I finally got to go out plowing!  Only the 3rd time this season. Here is a quick video. Only got about 1.5" - 2.0" but still enough to push. This was all recorded from my dash cam.

Enjoy.


----------



## exmark (Apr 24, 2007)

Nice video. Do you have aftermarket exhaust?


----------



## Antlerart06 (Feb 28, 2011)

nice video
u need run wipers more 
That sno-way plow


----------



## 04ram1500 (Nov 10, 2010)

exmark;1463740 said:


> Nice video. Do you have aftermarket exhaust?
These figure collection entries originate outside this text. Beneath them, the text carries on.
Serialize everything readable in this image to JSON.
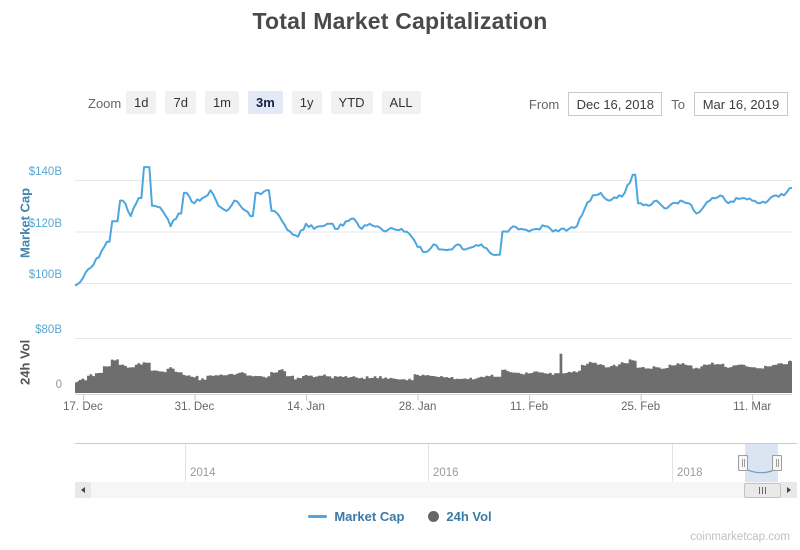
{
  "title": "Total Market Capitalization",
  "toolbar": {
    "zoom_label": "Zoom",
    "range_buttons": [
      {
        "label": "1d",
        "selected": false
      },
      {
        "label": "7d",
        "selected": false
      },
      {
        "label": "1m",
        "selected": false
      },
      {
        "label": "3m",
        "selected": true
      },
      {
        "label": "1y",
        "selected": false
      },
      {
        "label": "YTD",
        "selected": false
      },
      {
        "label": "ALL",
        "selected": false
      }
    ],
    "from_label": "From",
    "from_value": "Dec 16, 2018",
    "to_label": "To",
    "to_value": "Mar 16, 2019"
  },
  "chart_data": {
    "type": "line",
    "title": "Total Market Capitalization",
    "start_date": "Dec 16, 2018",
    "end_date": "Mar 16, 2019",
    "interval": "daily",
    "grid": "horizontal-only",
    "x_tick_labels": [
      "17. Dec",
      "31. Dec",
      "14. Jan",
      "28. Jan",
      "11. Feb",
      "25. Feb",
      "11. Mar"
    ],
    "x_tick_days": [
      1,
      15,
      29,
      43,
      57,
      71,
      85
    ],
    "panes": [
      {
        "name": "market-cap",
        "ylabel": "Market Cap",
        "units": "USD billions",
        "yticks": [
          100,
          120,
          140
        ],
        "ytick_labels": [
          "$100B",
          "$120B",
          "$140B"
        ],
        "ylim": [
          95,
          152
        ]
      },
      {
        "name": "24h-vol",
        "ylabel": "24h Vol",
        "units": "USD billions",
        "yticks": [
          0,
          80
        ],
        "ytick_labels": [
          "0",
          "$80B"
        ],
        "ylim": [
          0,
          80
        ]
      }
    ],
    "series": [
      {
        "name": "Market Cap",
        "type": "line",
        "pane": 0,
        "color": "#4da6dd",
        "values_billions": [
          99,
          102,
          106,
          110,
          116,
          124,
          132,
          126,
          133,
          145,
          130,
          128,
          122,
          127,
          135,
          131,
          133,
          136,
          130,
          128,
          132,
          129,
          126,
          135,
          136,
          128,
          124,
          120,
          118,
          123,
          121,
          122,
          123,
          121,
          124,
          125,
          121,
          123,
          122,
          120,
          121,
          121,
          119,
          114,
          112,
          115,
          113,
          113,
          115,
          113,
          114,
          115,
          112,
          111,
          120,
          122,
          121,
          120,
          121,
          122,
          120,
          121,
          121,
          122,
          129,
          134,
          135,
          132,
          133,
          135,
          142,
          131,
          130,
          132,
          129,
          131,
          132,
          131,
          127,
          130,
          133,
          134,
          131,
          133,
          133,
          132,
          131,
          132,
          134,
          134,
          137
        ]
      },
      {
        "name": "24h Vol",
        "type": "column",
        "pane": 1,
        "color": "#6e6e6e",
        "values_billions": [
          17,
          20,
          26,
          30,
          38,
          48,
          40,
          36,
          42,
          45,
          33,
          30,
          36,
          31,
          26,
          24,
          20,
          24,
          27,
          26,
          27,
          29,
          26,
          26,
          24,
          30,
          33,
          24,
          21,
          26,
          24,
          26,
          23,
          24,
          23,
          24,
          21,
          23,
          23,
          21,
          21,
          20,
          20,
          26,
          26,
          24,
          24,
          23,
          21,
          20,
          21,
          24,
          26,
          23,
          33,
          29,
          28,
          29,
          30,
          29,
          28,
          57,
          30,
          31,
          41,
          45,
          41,
          38,
          40,
          44,
          48,
          38,
          36,
          38,
          36,
          40,
          42,
          40,
          36,
          40,
          43,
          41,
          38,
          41,
          40,
          38,
          36,
          40,
          42,
          43,
          46
        ]
      }
    ],
    "legend_position": "bottom-center"
  },
  "navigator": {
    "year_labels": [
      "2014",
      "2016",
      "2018"
    ],
    "selection_from": "Dec 16, 2018",
    "selection_to": "Mar 16, 2019"
  },
  "legend": [
    {
      "label": "Market Cap",
      "marker": "line",
      "color": "#4da6dd"
    },
    {
      "label": "24h Vol",
      "marker": "circle",
      "color": "#666666"
    }
  ],
  "watermark": "coinmarketcap.com",
  "colors": {
    "line_blue": "#4da6dd",
    "axis_label_blue": "#57a7d4",
    "yaxis_title_blue": "#4285ad",
    "volume_gray": "#6e6e6e",
    "legend_text": "#3b7aa5",
    "grid": "#e7e7e7",
    "selected_button_bg": "#e4e9f6",
    "selected_button_text": "#16233f"
  }
}
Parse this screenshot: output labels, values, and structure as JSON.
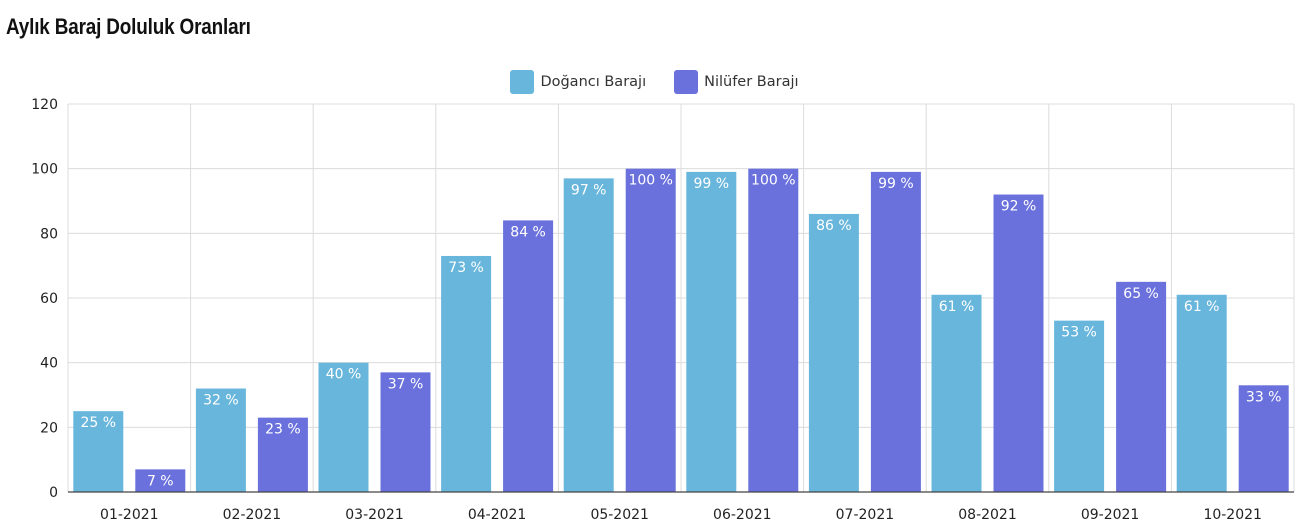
{
  "page": {
    "title": "Aylık Baraj Doluluk Oranları"
  },
  "legend": {
    "items": [
      {
        "label": "Doğancı Barajı",
        "color": "#68b6dc"
      },
      {
        "label": "Nilüfer Barajı",
        "color": "#6a70dc"
      }
    ]
  },
  "chart_data": {
    "type": "bar",
    "title": "",
    "xlabel": "",
    "ylabel": "",
    "ylim": [
      0,
      120
    ],
    "yticks": [
      0,
      20,
      40,
      60,
      80,
      100,
      120
    ],
    "grid": true,
    "legend_position": "top",
    "value_suffix": " %",
    "categories": [
      "01-2021",
      "02-2021",
      "03-2021",
      "04-2021",
      "05-2021",
      "06-2021",
      "07-2021",
      "08-2021",
      "09-2021",
      "10-2021"
    ],
    "series": [
      {
        "name": "Doğancı Barajı",
        "color": "#68b6dc",
        "values": [
          25,
          32,
          40,
          73,
          97,
          99,
          86,
          61,
          53,
          61
        ]
      },
      {
        "name": "Nilüfer Barajı",
        "color": "#6a70dc",
        "values": [
          7,
          23,
          37,
          84,
          100,
          100,
          99,
          92,
          65,
          33
        ]
      }
    ]
  }
}
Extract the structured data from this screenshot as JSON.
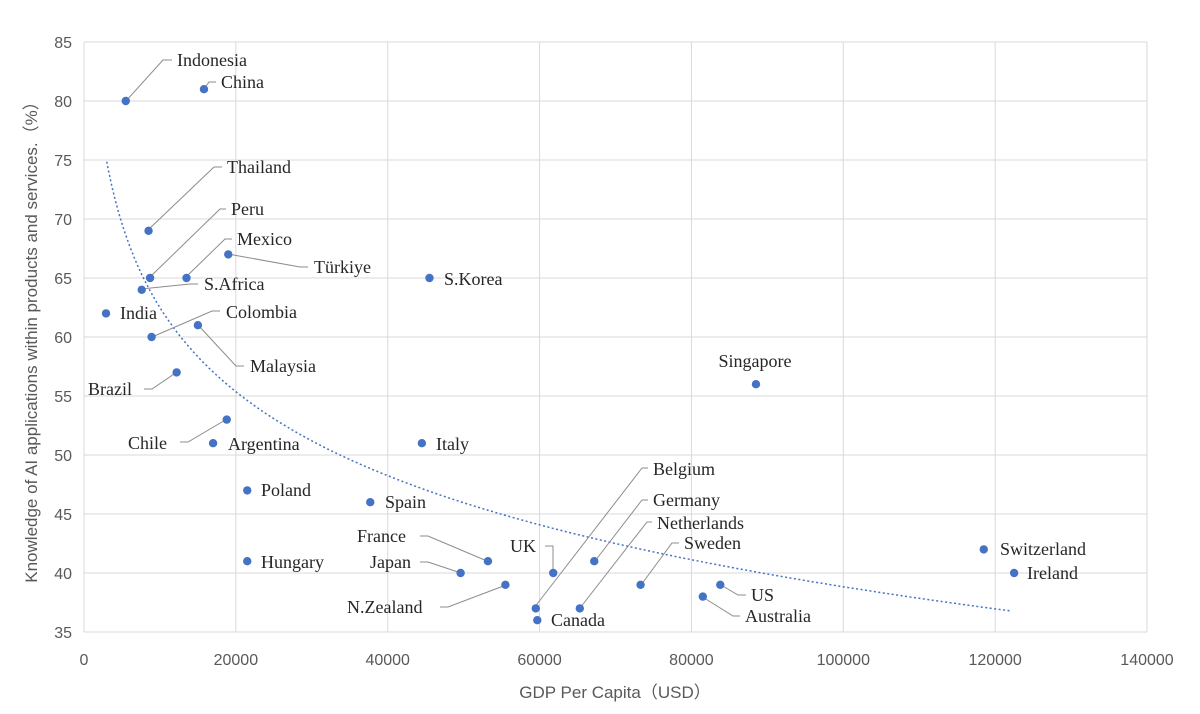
{
  "chart_data": {
    "type": "scatter",
    "title": "",
    "xlabel": "GDP Per Capita（USD）",
    "ylabel": "Knowledge of AI applications within products and services.（%）",
    "xlim": [
      0,
      140000
    ],
    "ylim": [
      35,
      85
    ],
    "x_ticks": [
      0,
      20000,
      40000,
      60000,
      80000,
      100000,
      120000,
      140000
    ],
    "y_ticks": [
      35,
      40,
      45,
      50,
      55,
      60,
      65,
      70,
      75,
      80,
      85
    ],
    "grid": true,
    "trendline": {
      "type": "logarithmic",
      "x_range": [
        3000,
        122000
      ]
    },
    "points": [
      {
        "label": "Indonesia",
        "x": 5500,
        "y": 80
      },
      {
        "label": "China",
        "x": 15800,
        "y": 81
      },
      {
        "label": "Thailand",
        "x": 8500,
        "y": 69
      },
      {
        "label": "Peru",
        "x": 8700,
        "y": 65
      },
      {
        "label": "Mexico",
        "x": 13500,
        "y": 65
      },
      {
        "label": "Türkiye",
        "x": 19000,
        "y": 67
      },
      {
        "label": "S.Africa",
        "x": 7600,
        "y": 64
      },
      {
        "label": "S.Korea",
        "x": 45500,
        "y": 65
      },
      {
        "label": "India",
        "x": 2900,
        "y": 62
      },
      {
        "label": "Colombia",
        "x": 8900,
        "y": 60
      },
      {
        "label": "Malaysia",
        "x": 15000,
        "y": 61
      },
      {
        "label": "Brazil",
        "x": 12200,
        "y": 57
      },
      {
        "label": "Singapore",
        "x": 88500,
        "y": 56
      },
      {
        "label": "Chile",
        "x": 18800,
        "y": 53
      },
      {
        "label": "Argentina",
        "x": 17000,
        "y": 51
      },
      {
        "label": "Italy",
        "x": 44500,
        "y": 51
      },
      {
        "label": "Poland",
        "x": 21500,
        "y": 47
      },
      {
        "label": "Spain",
        "x": 37700,
        "y": 46
      },
      {
        "label": "Hungary",
        "x": 21500,
        "y": 41
      },
      {
        "label": "France",
        "x": 53200,
        "y": 41
      },
      {
        "label": "Japan",
        "x": 49600,
        "y": 40
      },
      {
        "label": "UK",
        "x": 61800,
        "y": 40
      },
      {
        "label": "Belgium",
        "x": 59500,
        "y": 37
      },
      {
        "label": "Germany",
        "x": 67200,
        "y": 41
      },
      {
        "label": "Netherlands",
        "x": 65300,
        "y": 37
      },
      {
        "label": "Sweden",
        "x": 73300,
        "y": 39
      },
      {
        "label": "N.Zealand",
        "x": 55500,
        "y": 39
      },
      {
        "label": "Canada",
        "x": 59700,
        "y": 36
      },
      {
        "label": "US",
        "x": 83800,
        "y": 39
      },
      {
        "label": "Australia",
        "x": 81500,
        "y": 38
      },
      {
        "label": "Switzerland",
        "x": 118500,
        "y": 42
      },
      {
        "label": "Ireland",
        "x": 122500,
        "y": 40
      }
    ]
  }
}
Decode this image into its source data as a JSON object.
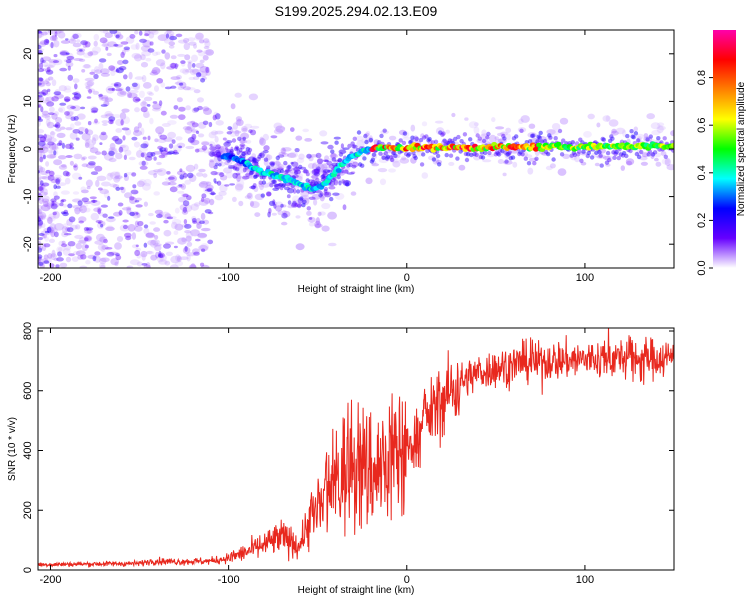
{
  "title": "S199.2025.294.02.13.E09",
  "colors": {
    "snr_line": "#e8281e",
    "axis": "#000000",
    "background": "#ffffff"
  },
  "chart_data": [
    {
      "type": "heatmap",
      "name": "spectrogram",
      "xlabel": "Height of straight line (km)",
      "ylabel": "Frequency (Hz)",
      "xlim": [
        -207,
        150
      ],
      "ylim": [
        -25,
        25
      ],
      "xticks": [
        -200,
        -100,
        0,
        100
      ],
      "xtick_labels": [
        "-200",
        "-100",
        "0",
        "100"
      ],
      "yticks": [
        -20,
        -10,
        0,
        10,
        20
      ],
      "ytick_labels": [
        "-20",
        "-10",
        "0",
        "10",
        "20"
      ],
      "ridge": {
        "x": [
          -100,
          -90,
          -80,
          -70,
          -60,
          -52,
          -45,
          -38,
          -32,
          -26,
          -20,
          -10,
          0,
          20,
          40,
          60,
          80,
          100,
          120,
          150
        ],
        "y": [
          -1.5,
          -3,
          -5,
          -6,
          -7.5,
          -8.5,
          -7,
          -4,
          -2,
          -0.5,
          0,
          0.3,
          0.3,
          0.3,
          0.3,
          0.4,
          0.4,
          0.5,
          0.6,
          0.6
        ]
      },
      "colorbar": {
        "label": "Normalized spectral amplitude",
        "range": [
          0,
          1
        ],
        "ticks": [
          0.0,
          0.2,
          0.4,
          0.6,
          0.8
        ],
        "tick_labels": [
          "0.0",
          "0.2",
          "0.4",
          "0.6",
          "0.8"
        ],
        "colormap": [
          "#ffffff",
          "#6600ff",
          "#0000ff",
          "#00ffff",
          "#00ff00",
          "#ffff00",
          "#ff8000",
          "#ff0000",
          "#ff00aa"
        ]
      }
    },
    {
      "type": "line",
      "name": "snr",
      "xlabel": "Height of straight line (km)",
      "ylabel": "SNR (10 * v/v)",
      "xlim": [
        -207,
        150
      ],
      "ylim": [
        0,
        810
      ],
      "xticks": [
        -200,
        -100,
        0,
        100
      ],
      "xtick_labels": [
        "-200",
        "-100",
        "0",
        "100"
      ],
      "yticks": [
        0,
        200,
        400,
        600,
        800
      ],
      "ytick_labels": [
        "0",
        "200",
        "400",
        "600",
        "800"
      ],
      "series": [
        {
          "name": "SNR",
          "x": [
            -207,
            -180,
            -150,
            -143,
            -130,
            -110,
            -100,
            -90,
            -80,
            -70,
            -60,
            -55,
            -50,
            -45,
            -40,
            -35,
            -30,
            -25,
            -20,
            -15,
            -10,
            -5,
            0,
            5,
            10,
            20,
            30,
            40,
            60,
            80,
            100,
            120,
            150
          ],
          "y": [
            18,
            20,
            22,
            30,
            28,
            30,
            40,
            60,
            85,
            110,
            80,
            170,
            190,
            240,
            290,
            330,
            360,
            330,
            340,
            330,
            365,
            390,
            400,
            440,
            500,
            570,
            630,
            660,
            690,
            700,
            705,
            710,
            710
          ]
        }
      ]
    }
  ]
}
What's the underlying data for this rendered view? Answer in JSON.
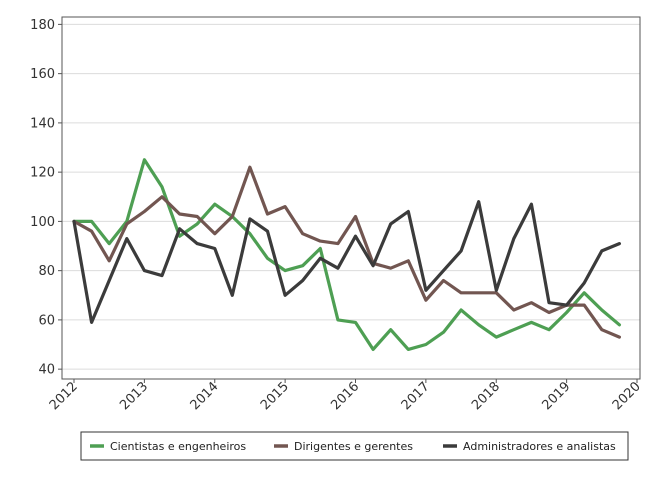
{
  "chart_data": {
    "type": "line",
    "title": "",
    "xlabel": "",
    "ylabel": "",
    "x_ticks": [
      "2012",
      "2013",
      "2014",
      "2015",
      "2016",
      "2017",
      "2018",
      "2019",
      "2020"
    ],
    "y_ticks": [
      40,
      60,
      80,
      100,
      120,
      140,
      160,
      180
    ],
    "xlim": [
      2012,
      2020
    ],
    "ylim": [
      36,
      183
    ],
    "grid": "horizontal",
    "legend_position": "bottom",
    "x": [
      2012.0,
      2012.25,
      2012.5,
      2012.75,
      2013.0,
      2013.25,
      2013.5,
      2013.75,
      2014.0,
      2014.25,
      2014.5,
      2014.75,
      2015.0,
      2015.25,
      2015.5,
      2015.75,
      2016.0,
      2016.25,
      2016.5,
      2016.75,
      2017.0,
      2017.25,
      2017.5,
      2017.75,
      2018.0,
      2018.25,
      2018.5,
      2018.75,
      2019.0,
      2019.25,
      2019.5,
      2019.75
    ],
    "series": [
      {
        "name": "Cientistas e engenheiros",
        "color": "#4e9f53",
        "values": [
          100,
          100,
          91,
          100,
          125,
          114,
          94,
          99,
          107,
          102,
          95,
          85,
          80,
          82,
          89,
          60,
          59,
          48,
          56,
          48,
          50,
          55,
          64,
          58,
          53,
          56,
          59,
          56,
          63,
          71,
          64,
          58
        ]
      },
      {
        "name": "Dirigentes e gerentes",
        "color": "#725651",
        "values": [
          100,
          96,
          84,
          99,
          104,
          110,
          103,
          102,
          95,
          102,
          122,
          103,
          106,
          95,
          92,
          91,
          102,
          83,
          81,
          84,
          68,
          76,
          71,
          71,
          71,
          64,
          67,
          63,
          66,
          66,
          56,
          53
        ]
      },
      {
        "name": "Administradores e analistas",
        "color": "#3b3b3b",
        "values": [
          100,
          59,
          76,
          93,
          80,
          78,
          97,
          91,
          89,
          70,
          101,
          96,
          70,
          76,
          85,
          81,
          94,
          82,
          99,
          104,
          72,
          80,
          88,
          108,
          72,
          93,
          107,
          67,
          66,
          75,
          88,
          91
        ]
      }
    ]
  }
}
Thanks, yes I put on a Banks Monster exhaust.



antlerart06;1463740 said:


> nice video
> u need run wipers more
> That sno-way plow


Thank you. It is* not* a Sno-Way plow. It* is *a Snowdogg plow made by Buyers.


----------



## exmark (Apr 24, 2007)

04ram1500;1463881 said:


> Thanks, yes I put on a Banks Monster exhaust.
> 
> Is the system really noticeable? I only ask because I am actually looking at that same set for my f.250, and I do around 30 driveways and 2 apartment complexes along with my lots. I just don't want to get a complainant about exhaust. Thanks


----------



## 04ram1500 (Nov 10, 2010)

It is very noticeable. When on the gas, you can hear it about 400 feet away...
If it didn't cost me $ 500+ It would already be taken off the truck.
Don't get me wrong, I like it. I just have to be carefull what properties I handle early in the morning.

In your case with that many residentials you would want to avoid this system. I can assure you there would be many complaints.


----------



## exmark (Apr 24, 2007)

04ram1500;1464444 said:


> It is very noticeable. When on the gas, you can hear it about 400 feet away...
> If it didn't cost me $ 500+ It would already be taken off the truck.
> Don't get me wrong, I like it. I just have to be carefull what properties I handle early in the morning.
> 
> In your case with that many residentials you would want to avoid this system. I can assure you there would be many complaints.


 Well I might check out borla systems. Ive heard they have some mufflers that arnt to loud. I don't want it to loud but at the same time not stock lol. I just bought this new truck and my last one had straights on it. So im just trying to get a little ahead of stock.


----------